His daughter was now an orphan and the only child remaining in the Braintree house. Born in 1709, Dorothy was the youngest of the judge’s children. She married at 29, a few months after her father’s death. When she did, Boston Gazette described Dorothy as “an agreeable young Gentlewoman, with a handsome Estate,” making it clear to the 18th century reading public that the damsel of Braintree was marrying down. Indeed, she married a man from the merchant class. However, her daughter married Oliver Wendell, and in the first year of the Revolutionary War, her niece and namesake married John Hancock, making Mr. John and Mrs. Dorothy Quincy Hancock the first power couple of the new nation.

Through the Damsel of Braintree, the great families of the burgeoning nation, political and social, were born. Her great grandson, Oliver Wendell Holmes (1809–1894), wrote the poem “Dorothy Q,” an ode to the portrait reproduced here.
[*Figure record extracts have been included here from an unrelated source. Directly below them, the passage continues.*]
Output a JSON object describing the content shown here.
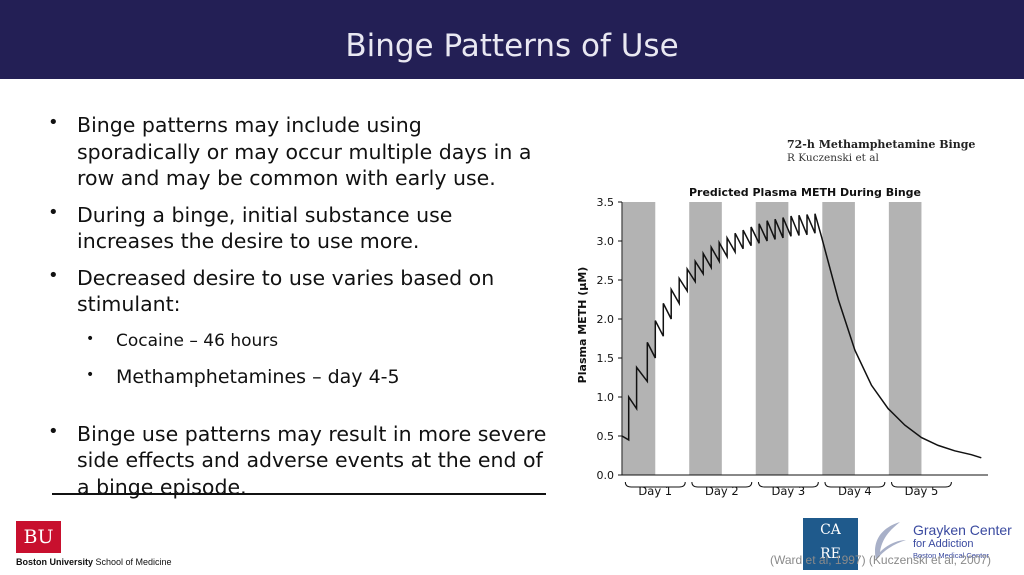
{
  "slide": {
    "title": "Binge Patterns of Use",
    "bullets": [
      "Binge patterns may include using sporadically or may occur multiple days in a row and may be common with early use.",
      "During a binge, initial substance use increases the desire to use more.",
      "Decreased desire to use varies based on stimulant:",
      "Binge use patterns may result in more severe side effects and adverse events at the end of a binge episode."
    ],
    "sub_bullets": [
      "Cocaine – 46 hours",
      "Methamphetamines – day 4-5"
    ],
    "citation": "(Ward et al, 1997) (Kuczenski et al, 2007)"
  },
  "figure": {
    "title": "72-h Methamphetamine Binge",
    "author": "R Kuczenski et al"
  },
  "logos": {
    "bu_mark": "BU",
    "bu_bold": "Boston University",
    "bu_rest": " School of Medicine",
    "care_line1": "CA",
    "care_line2": "RE",
    "grayken_line1": "Grayken Center",
    "grayken_line2": "for Addiction",
    "grayken_line3": "Boston Medical Center",
    "grayken_color": "#3a4aa0"
  },
  "theme": {
    "title_bar": "#231f55",
    "bu_red": "#c8102e",
    "binge_band": "#b3b3b3"
  },
  "chart_data": {
    "type": "line",
    "title": "Predicted Plasma METH During Binge",
    "ylabel": "Plasma METH (μM)",
    "xlabel": "",
    "ylim": [
      0,
      3.5
    ],
    "yticks": [
      0.0,
      0.5,
      1.0,
      1.5,
      2.0,
      2.5,
      3.0,
      3.5
    ],
    "xlim": [
      0,
      5.5
    ],
    "day_labels": [
      "Day 1",
      "Day 2",
      "Day 3",
      "Day 4",
      "Day 5"
    ],
    "binge_band_days": [
      1,
      2,
      3,
      4,
      5
    ],
    "series": [
      {
        "x": [
          0.0,
          0.1,
          0.1,
          0.22,
          0.22,
          0.38,
          0.38,
          0.5,
          0.5,
          0.62,
          0.62,
          0.74,
          0.74,
          0.86,
          0.86,
          0.98,
          0.98,
          1.1,
          1.1,
          1.22,
          1.22,
          1.34,
          1.34,
          1.46,
          1.46,
          1.58,
          1.58,
          1.7,
          1.7,
          1.82,
          1.82,
          1.94,
          1.94,
          2.06,
          2.06,
          2.18,
          2.18,
          2.3,
          2.3,
          2.42,
          2.42,
          2.54,
          2.54,
          2.66,
          2.66,
          2.78,
          2.78,
          2.9,
          2.9,
          3.0,
          3.25,
          3.5,
          3.75,
          4.0,
          4.25,
          4.5,
          4.75,
          5.0,
          5.25,
          5.4
        ],
        "y": [
          0.5,
          0.45,
          1.0,
          0.85,
          1.38,
          1.2,
          1.7,
          1.5,
          1.98,
          1.78,
          2.2,
          2.0,
          2.38,
          2.2,
          2.52,
          2.36,
          2.64,
          2.48,
          2.74,
          2.58,
          2.84,
          2.66,
          2.92,
          2.74,
          2.98,
          2.8,
          3.04,
          2.86,
          3.1,
          2.9,
          3.14,
          2.94,
          3.18,
          2.97,
          3.22,
          3.0,
          3.26,
          3.02,
          3.28,
          3.04,
          3.3,
          3.06,
          3.32,
          3.07,
          3.33,
          3.08,
          3.34,
          3.1,
          3.35,
          3.05,
          2.25,
          1.6,
          1.15,
          0.85,
          0.64,
          0.48,
          0.38,
          0.31,
          0.26,
          0.22
        ]
      }
    ]
  }
}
It is family legend that the portrait was cut through by the saber of an “angry Redcoat.”
Holmes wrote: “…amused himself by stabbing poor Dorothy … as near the right eye as his swordsmanship would serve him to do it.” In a note added to the poem, he wrote: “The canvas of the painting was so much decayed that it had to be replaced by a new one, in doing which the rapier thrust was of course filled up.”
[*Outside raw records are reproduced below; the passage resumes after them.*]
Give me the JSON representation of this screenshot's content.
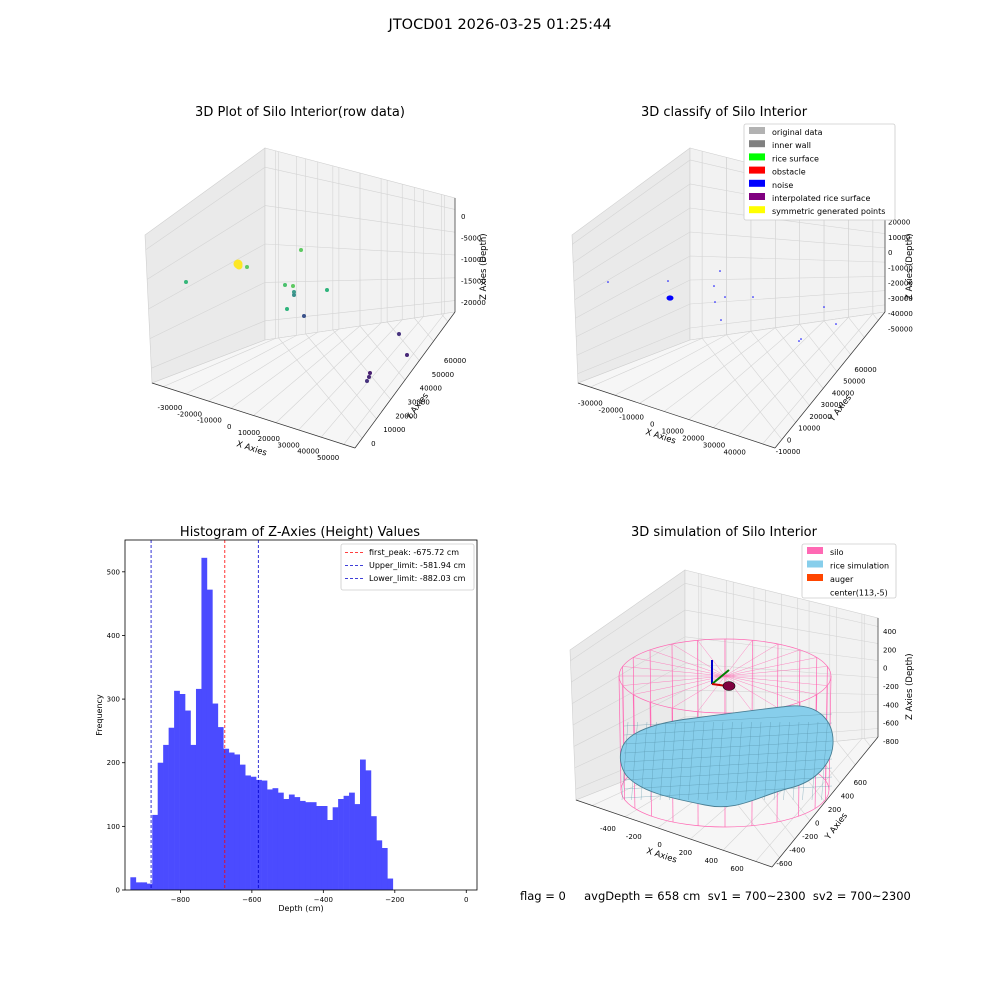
{
  "suptitle": "JTOCD01 2026-03-25 01:25:44",
  "stats_line": "flag = 0     avgDepth = 658 cm  sv1 = 700~2300  sv2 = 700~2300",
  "chart_data": [
    {
      "type": "scatter",
      "subtype": "3d",
      "title": "3D Plot of Silo Interior(row data)",
      "xlabel": "X Axies",
      "ylabel": "Y Axies",
      "zlabel": "Z Axies (Depth)",
      "xticks": [
        "-30000",
        "-20000",
        "-10000",
        "0",
        "10000",
        "20000",
        "30000",
        "40000",
        "50000"
      ],
      "yticks": [
        "0",
        "10000",
        "20000",
        "30000",
        "40000",
        "50000",
        "60000"
      ],
      "zticks": [
        "0",
        "-5000",
        "-10000",
        "-15000",
        "-20000"
      ],
      "xlim": [
        -35000,
        50000
      ],
      "ylim": [
        0,
        60000
      ],
      "zlim": [
        -22000,
        0
      ],
      "colormap": "viridis"
    },
    {
      "type": "scatter",
      "subtype": "3d",
      "title": "3D classify of Silo Interior",
      "xlabel": "X Axies",
      "ylabel": "Y Axies",
      "zlabel": "Z Axies (Depth)",
      "xticks": [
        "-30000",
        "-20000",
        "-10000",
        "0",
        "10000",
        "20000",
        "30000",
        "40000"
      ],
      "yticks": [
        "-10000",
        "0",
        "10000",
        "20000",
        "30000",
        "40000",
        "50000",
        "60000"
      ],
      "zticks": [
        "20000",
        "10000",
        "0",
        "-10000",
        "-20000",
        "-30000",
        "-40000",
        "-50000"
      ],
      "legend_position": "top-right",
      "legend": [
        {
          "label": "original data",
          "color": "#b2b2b2"
        },
        {
          "label": "inner wall",
          "color": "#808080"
        },
        {
          "label": "rice surface",
          "color": "#00ff00"
        },
        {
          "label": "obstacle",
          "color": "#ff0000"
        },
        {
          "label": "noise",
          "color": "#0000ff"
        },
        {
          "label": "interpolated rice surface",
          "color": "#800080"
        },
        {
          "label": "symmetric generated points",
          "color": "#ffff00"
        }
      ]
    },
    {
      "type": "bar",
      "subtype": "histogram",
      "title": "Histogram of Z-Axies (Height) Values",
      "xlabel": "Depth (cm)",
      "ylabel": "Frequency",
      "xlim": [
        -955,
        30
      ],
      "ylim": [
        0,
        550
      ],
      "xticks": [
        -800,
        -600,
        -400,
        -200,
        0
      ],
      "yticks": [
        0,
        100,
        200,
        300,
        400,
        500
      ],
      "bin_start": -940,
      "bin_width": 15.3,
      "values": [
        20,
        12,
        12,
        10,
        118,
        200,
        228,
        255,
        313,
        308,
        282,
        228,
        316,
        522,
        472,
        293,
        256,
        222,
        216,
        213,
        197,
        180,
        178,
        173,
        172,
        158,
        160,
        153,
        143,
        150,
        146,
        140,
        138,
        138,
        132,
        132,
        110,
        130,
        143,
        148,
        153,
        135,
        205,
        188,
        116,
        78,
        66,
        18
      ],
      "bar_color": "#4b4bff",
      "legend_position": "top-right",
      "lines": [
        {
          "label": "first_peak: -675.72 cm",
          "x": -675.72,
          "color": "#ff0000"
        },
        {
          "label": "Upper_limit: -581.94 cm",
          "x": -581.94,
          "color": "#0000cc"
        },
        {
          "label": "Lower_limit: -882.03 cm",
          "x": -882.03,
          "color": "#0000cc"
        }
      ]
    },
    {
      "type": "area",
      "subtype": "3d-surface",
      "title": "3D simulation of Silo Interior",
      "xlabel": "X Axies",
      "ylabel": "Y Axies",
      "zlabel": "Z Axies (Depth)",
      "xticks": [
        "-400",
        "-200",
        "0",
        "200",
        "400",
        "600"
      ],
      "yticks": [
        "-600",
        "-400",
        "-200",
        "0",
        "200",
        "400",
        "600"
      ],
      "zticks": [
        "400",
        "200",
        "0",
        "-200",
        "-400",
        "-600",
        "-800"
      ],
      "legend_position": "top-right",
      "legend": [
        {
          "label": "silo",
          "color": "#ff69b4"
        },
        {
          "label": "rice simulation",
          "color": "#87ceeb"
        },
        {
          "label": "auger",
          "color": "#ff4500"
        },
        {
          "label": "center(113,-5)",
          "color": "none"
        }
      ]
    }
  ]
}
It is interesting that Berkshire — such small, out-of-the-way place — attracted, housed, and nourished so many early American persons of note: educators, politicians, judges, and soldiers. Interestingly, this tale is a strand in understanding how that came about.
In compensation for losing her father, the King granted 1,000 acres to “the dainty maid of Braintree — the damsel Dorothy Q.” To stake out the land, a surveyor was dispatched “to the land between Indian Town (Stockbridge) and the Honorable Jacob Wendell’s Town (Pittsfield).” That is, dispatched to what would be Lenox.
“Wherefore in 1739 out of Northampton rode surveyor Timothy Dwight across the wilderness trails and down over the bridle path through Pontoosuck (field of the winter deer) to lay out the Quincy track.”
From 1739–2021, Lenox is referred to as “the land between.” Since post-World War II, Tanglewood has been inaccurately placed in Lenox. (Before WWII, folks knew where Tanglewood was in Stockbridge). In 2021, for the first time, Tanglewood is not identified as being in Lenox but in “the land between” Lenox and Stockbridge. The rewording could be characterized as a political decision. That is, it is still factually incorrect, but socially acceptable. (The grounds of Tanglewood are entirely in Stockbridge. Approximately the first 10 feet of the West Street parking lot are in Lenox).
The facts of the Damsel of Braintree story are apparently correct. The three mistakes on the page opposite were:

It says Mr. Ward invited Hawthorne to Lenox after he lost his job in Salem. Samuel Ward built Highwood in Stockbridge. By the time Hawthorne arrived, Ward, in Boston, had rented Highwood to Caroline Sturgis Tappan. Tappan invited Sophia Hawthorne to Stockbridge. They were both attendees of Margaret Fuller’s Conversations. Tappan offered a farmhouse she owned for a low rent. In the alternative, she offered they live with her family at Highwood. Hawthorne told Sophia he preferred separate quarters and opted for the “Little Red Shanty.”
It says Jenny Lind was married at Mr. Ward’s house, Highwood in Lenox. Lind was married at Ward’s house on Louisburg Square in Boston.
Hawthorne’s “Little Red Shanty,” Tappan’s farmhouse, is in Stockbridge, not Lenox.
Katherine Abbott, author of “Old Paths and Legends,” was a better at storytelling than geography.